Four: Scenery Stars. No wall either left or straight ahead, and no interior walls either except in the far right corner; probably
a bathroom. In the far left corner a flight of black iron stairs rose up from rear to front, and thick black iron columns
stood at intervals to bear the weight. The large space was full of stacks of lumber, piles of paint cans, tables covered with
tools, tall canvas stage flats. A bald man in sunglasses sat at a slanted drafting table near the stairs, drawing on a large
pad with pen and ruler under a bare bulb with a broad tin shade like the one in the back room at the OJ. He didn’t look toward
them as their platform rose up past him.

Five: Another big open space with black iron support columns and corner bathroom, but this one brighter, with large windows
and skylights. The iron stairs at this level rose up to a closed trapdoor. Sofas and chairs and tables were scattered around
in no order, as though waiting to be assembled into a stage set, but still the space seemed mostly empty.

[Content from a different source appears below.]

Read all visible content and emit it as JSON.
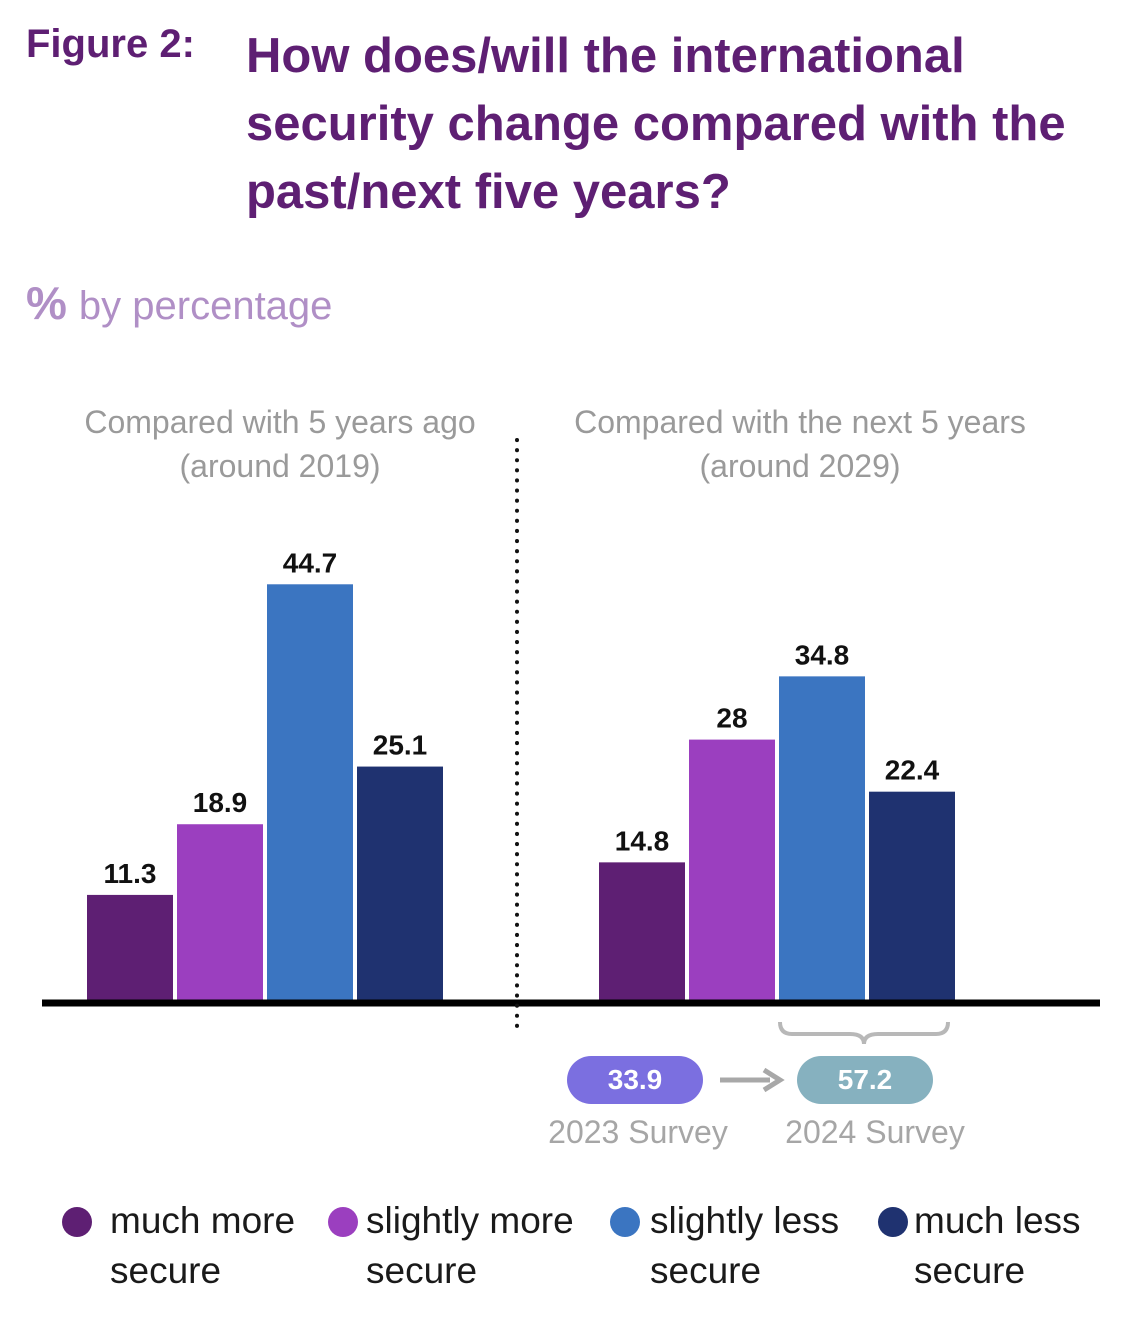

Three men rose from sofas toward the middle of the room and waited to be introduced. Doug led the way to them, then said,
“Andy, John, Stan, this is my boss, Babe Tuck.”

Babe Tuck, a tough-looking sixty-year-old with the barrel shoulders of a street fighter, nodded without smiling and said,
“Doug has high hopes for you.”

Dortmunder said, “We feel the same way about him.”

Nobody offered to shake hands. Babe Tuck put his own hands in his pockets, rocked back on his heels a little, nodded again
as though agreeing with himself, and said, “I suppose you’ve all been inside sometimes.”

“Not for a while,” Dortmunder said.

Stan said, “We don’t go where that’s likely to break out.”